Cost does not necessarily equal value. “Not every renovation will pay off at closing,” says Richard Powers, MAI, SRA, President of the Appraisal Institute. Powers offers a few dos and don’ts of home improvement that may help consumers sell their homes for more or more quickly:
• Don’t overimprove. Look for what’s standard in the neighborhood. Adding a deck might seem like a good idea but if no one else in the neighborhood has one, you may not see a return on investment.
• Do invest in basic upgrades. Fresh paint (stick to neutral colors), new fixtures, flooring and lighting in kitchens and bathrooms can pay dividends.
• Do consider adding an extra bathroom. Homeowners can often recoup the extra cost of a bathroom at closing because of the appeal that extra bathrooms have for homebuyers.
• Forgo the swimming pool. Pools generally turn off more people than they attract because of the perceived upkeep and insurance costs and the fear of liability.

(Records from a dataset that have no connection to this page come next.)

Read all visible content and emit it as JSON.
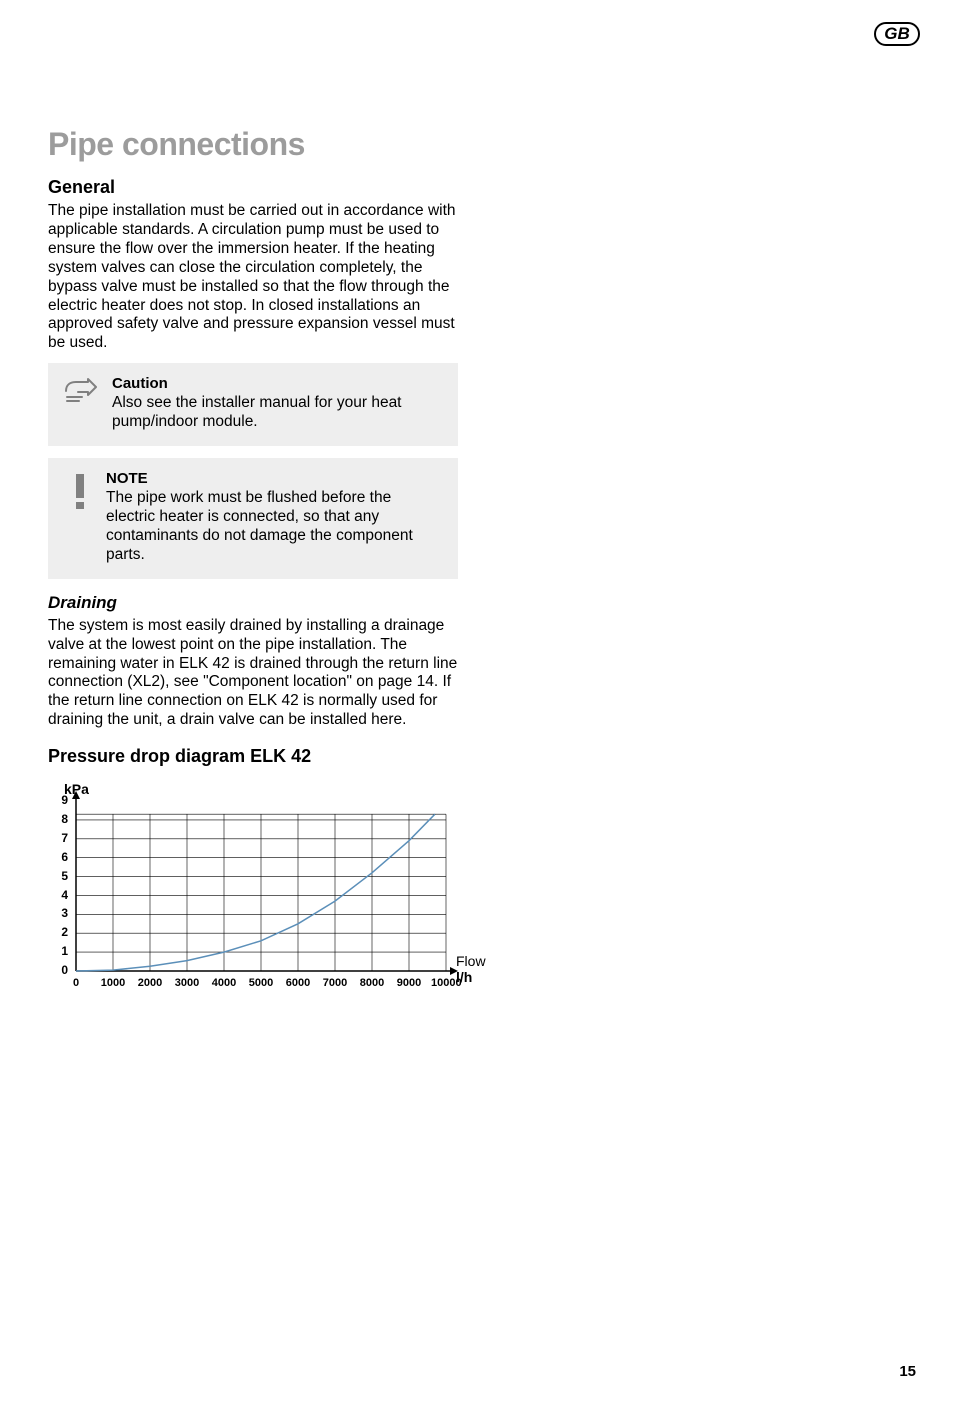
{
  "header": {
    "language_badge": "GB"
  },
  "title": "Pipe connections",
  "general": {
    "heading": "General",
    "paragraph": "The pipe installation must be carried out in accordance with applicable standards.\nA circulation pump must be used to ensure the flow over the immersion heater. If the heating system valves can close the circulation completely, the bypass valve must be installed so that the flow through the electric heater does not stop. In closed installations an approved safety valve and pressure expansion vessel must be used."
  },
  "caution_box": {
    "title": "Caution",
    "text": "Also see the installer manual for your heat pump/indoor module."
  },
  "note_box": {
    "title": "NOTE",
    "text": "The pipe work must be flushed before the electric heater is connected, so that any contaminants do not damage the component parts."
  },
  "draining": {
    "heading": "Draining",
    "paragraph": "The system is most easily drained by installing a drainage valve at the lowest point on the pipe installation. The remaining water in ELK 42 is drained through the return line connection (XL2), see \"Component location\" on page 14. If the return line connection on ELK 42 is normally used for draining the unit, a drain valve can be installed here."
  },
  "chart": {
    "heading": "Pressure drop diagram ELK 42",
    "type": "line",
    "y_axis_label": "kPa",
    "x_axis_label_top": "Flow",
    "x_axis_label_bottom": "l/h",
    "xlim": [
      0,
      10000
    ],
    "ylim": [
      0,
      9
    ],
    "x_ticks": [
      0,
      1000,
      2000,
      3000,
      4000,
      5000,
      6000,
      7000,
      8000,
      9000,
      10000
    ],
    "y_ticks": [
      0,
      1,
      2,
      3,
      4,
      5,
      6,
      7,
      8,
      9
    ],
    "grid_color": "#000000",
    "background_color": "#ffffff",
    "line_color": "#5b8fb9",
    "line_width": 1.5,
    "axis_weight": 1.5,
    "series": [
      {
        "x": 0,
        "y": 0
      },
      {
        "x": 1000,
        "y": 0.05
      },
      {
        "x": 2000,
        "y": 0.25
      },
      {
        "x": 3000,
        "y": 0.55
      },
      {
        "x": 4000,
        "y": 1.0
      },
      {
        "x": 5000,
        "y": 1.6
      },
      {
        "x": 6000,
        "y": 2.5
      },
      {
        "x": 7000,
        "y": 3.7
      },
      {
        "x": 8000,
        "y": 5.2
      },
      {
        "x": 9000,
        "y": 6.9
      },
      {
        "x": 9700,
        "y": 8.3
      }
    ]
  },
  "page_number": "15"
}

• Enjoy your renovation. Why wait until you are ready to move to have that new kitchen? Generally, a new kitchen will hold its value for one or two years.
• On all these projects: Those that add square footage to bring a house up to-but not beyond-community norms generally pay off the most.
To help you get value out of your home improvements, consider consulting with a designated member of the Appraisal Institute. Those members with an SRA designation have experience in residential valuation. Those with MAI or SRPA designations are knowledgeable about commercial property.
When discussing home or business renovation, a professional real estate appraiser can advise you on how different improvements can influence property value. If the renovation is considered major, the appraiser can complete a feasibility study-an analysis of the property, the cost of rehabilitation and an estimate of the property’s value after improvement.